Saturday, September 17, 2016

Airstrike Coordination with Russia on ISIS Targets in Syria is Not Practical Without U.S. & Russian Agreement on What Syrian Leadership Will Look Like After End of War: Without That Common Goal, Efforts to Jointly Fight ISIS Will Fail

Coordinated airstrikes with Russia in Syria against ISIS?  Not likely.  Russia will stab us in the back at the drop of a hat, and I’m not sure if the current U.S. leadership will have the backbone to do anything about it.

The problem will be in defining where ISIS is.  Russia thinks they’re in rebel-controlled areas who are actually rebelling against Syrian President Assad and also fighting ISIS themselves.  The U.S. is actually bombing ISIS in Syria and in Iraq.

In order for the U.S. and Russia to be effective with their airstrikes, they have to have common cause.  And that includes who will be running Syria after this civil war draws to a close, which it eventually will.  The U.S. wants the rebel opposition running the country, while Russia has been bombing them to support the existing Syrian leadership, who is a friend of Russia’s. 

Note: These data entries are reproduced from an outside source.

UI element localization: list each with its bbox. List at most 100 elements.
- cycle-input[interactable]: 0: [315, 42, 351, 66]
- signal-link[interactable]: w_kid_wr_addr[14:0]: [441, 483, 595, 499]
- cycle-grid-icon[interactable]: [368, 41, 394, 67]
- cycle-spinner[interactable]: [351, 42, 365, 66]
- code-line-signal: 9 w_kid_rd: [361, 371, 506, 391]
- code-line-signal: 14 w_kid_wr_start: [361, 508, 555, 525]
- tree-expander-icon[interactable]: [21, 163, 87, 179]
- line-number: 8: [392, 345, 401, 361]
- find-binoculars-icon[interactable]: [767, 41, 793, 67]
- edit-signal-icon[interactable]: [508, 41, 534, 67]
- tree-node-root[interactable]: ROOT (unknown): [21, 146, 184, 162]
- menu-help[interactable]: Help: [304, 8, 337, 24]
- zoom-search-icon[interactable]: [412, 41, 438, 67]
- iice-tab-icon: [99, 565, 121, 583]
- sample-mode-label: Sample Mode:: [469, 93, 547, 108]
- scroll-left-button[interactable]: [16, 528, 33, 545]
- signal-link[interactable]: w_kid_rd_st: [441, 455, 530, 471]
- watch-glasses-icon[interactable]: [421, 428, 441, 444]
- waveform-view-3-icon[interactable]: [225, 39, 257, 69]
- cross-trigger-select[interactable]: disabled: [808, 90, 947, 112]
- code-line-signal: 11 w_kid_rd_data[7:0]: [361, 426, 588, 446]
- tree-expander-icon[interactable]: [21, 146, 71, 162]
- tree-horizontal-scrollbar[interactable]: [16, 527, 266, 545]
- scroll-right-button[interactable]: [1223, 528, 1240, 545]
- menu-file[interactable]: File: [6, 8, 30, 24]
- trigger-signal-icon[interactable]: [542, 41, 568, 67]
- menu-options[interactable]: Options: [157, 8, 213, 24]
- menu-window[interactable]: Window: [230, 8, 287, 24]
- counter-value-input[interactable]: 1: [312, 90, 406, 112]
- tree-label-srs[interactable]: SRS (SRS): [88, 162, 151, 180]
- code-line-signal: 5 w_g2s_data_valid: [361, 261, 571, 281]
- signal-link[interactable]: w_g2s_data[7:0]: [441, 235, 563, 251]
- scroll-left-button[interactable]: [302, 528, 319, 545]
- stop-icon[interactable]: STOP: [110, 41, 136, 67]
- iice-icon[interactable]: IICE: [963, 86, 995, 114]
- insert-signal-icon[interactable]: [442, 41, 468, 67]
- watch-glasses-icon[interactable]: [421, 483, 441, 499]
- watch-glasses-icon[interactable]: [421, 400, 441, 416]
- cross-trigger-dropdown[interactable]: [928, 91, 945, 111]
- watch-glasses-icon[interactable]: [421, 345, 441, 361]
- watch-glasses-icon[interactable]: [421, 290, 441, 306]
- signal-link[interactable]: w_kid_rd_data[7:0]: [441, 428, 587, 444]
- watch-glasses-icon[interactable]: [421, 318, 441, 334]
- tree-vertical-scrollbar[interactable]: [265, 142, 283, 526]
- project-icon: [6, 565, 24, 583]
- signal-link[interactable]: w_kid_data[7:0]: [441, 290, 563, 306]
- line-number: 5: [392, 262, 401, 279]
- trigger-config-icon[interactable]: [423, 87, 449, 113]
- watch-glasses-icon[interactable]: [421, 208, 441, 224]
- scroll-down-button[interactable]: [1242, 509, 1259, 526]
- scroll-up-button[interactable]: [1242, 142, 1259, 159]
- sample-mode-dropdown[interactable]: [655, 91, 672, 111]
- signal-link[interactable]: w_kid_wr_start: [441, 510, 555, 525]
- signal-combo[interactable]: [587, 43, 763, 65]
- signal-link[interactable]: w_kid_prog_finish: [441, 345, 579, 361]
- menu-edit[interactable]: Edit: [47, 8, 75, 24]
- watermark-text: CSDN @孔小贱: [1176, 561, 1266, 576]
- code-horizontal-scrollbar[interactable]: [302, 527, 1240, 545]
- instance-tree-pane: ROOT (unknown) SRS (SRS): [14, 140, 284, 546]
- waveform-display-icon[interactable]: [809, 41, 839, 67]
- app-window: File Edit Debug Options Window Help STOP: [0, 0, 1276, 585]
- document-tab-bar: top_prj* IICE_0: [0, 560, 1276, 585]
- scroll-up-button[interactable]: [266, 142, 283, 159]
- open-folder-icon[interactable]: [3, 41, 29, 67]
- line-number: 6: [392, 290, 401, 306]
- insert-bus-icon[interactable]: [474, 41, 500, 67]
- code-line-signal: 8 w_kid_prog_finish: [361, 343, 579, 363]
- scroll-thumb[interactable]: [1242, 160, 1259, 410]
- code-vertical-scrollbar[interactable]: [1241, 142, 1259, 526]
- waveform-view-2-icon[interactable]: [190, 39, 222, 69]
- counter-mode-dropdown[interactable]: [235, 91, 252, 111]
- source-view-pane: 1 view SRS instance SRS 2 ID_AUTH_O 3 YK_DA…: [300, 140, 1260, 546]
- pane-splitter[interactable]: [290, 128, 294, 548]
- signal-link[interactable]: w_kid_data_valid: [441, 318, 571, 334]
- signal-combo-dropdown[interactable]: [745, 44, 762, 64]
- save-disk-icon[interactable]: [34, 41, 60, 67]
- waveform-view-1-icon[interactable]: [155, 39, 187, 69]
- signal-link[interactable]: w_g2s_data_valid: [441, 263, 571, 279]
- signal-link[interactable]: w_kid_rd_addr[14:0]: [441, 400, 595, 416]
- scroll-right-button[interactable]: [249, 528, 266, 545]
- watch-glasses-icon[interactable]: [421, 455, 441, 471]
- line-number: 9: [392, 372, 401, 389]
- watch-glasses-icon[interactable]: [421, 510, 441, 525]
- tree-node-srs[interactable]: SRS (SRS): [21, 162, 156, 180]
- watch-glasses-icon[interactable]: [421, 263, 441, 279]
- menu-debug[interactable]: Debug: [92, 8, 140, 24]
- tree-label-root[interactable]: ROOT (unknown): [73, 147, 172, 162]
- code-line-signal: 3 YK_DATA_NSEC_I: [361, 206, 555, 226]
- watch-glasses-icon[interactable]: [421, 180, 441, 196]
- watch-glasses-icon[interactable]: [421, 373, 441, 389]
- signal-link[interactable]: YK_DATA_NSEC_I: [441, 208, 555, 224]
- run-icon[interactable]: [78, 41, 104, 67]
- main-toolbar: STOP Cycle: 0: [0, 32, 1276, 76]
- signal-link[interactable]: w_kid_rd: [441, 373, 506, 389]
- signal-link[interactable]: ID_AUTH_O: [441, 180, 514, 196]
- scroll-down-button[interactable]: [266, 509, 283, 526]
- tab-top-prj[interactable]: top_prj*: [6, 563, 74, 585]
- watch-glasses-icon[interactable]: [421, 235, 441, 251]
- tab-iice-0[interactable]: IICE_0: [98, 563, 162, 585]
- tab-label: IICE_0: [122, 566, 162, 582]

It doesn’t bode well that the first joint airstrike managed to bomb a Syrian army unit, and that the U.S. coalition dropped the bombs.  I think this will happen again since Russia is involved in the targeting.   I also think Russia will refuse to bomb U.S.-suggested targets.

I doubt this alliance will last, unless there’s a shared vision between America and Russia of what post-civil war Syria will look like first.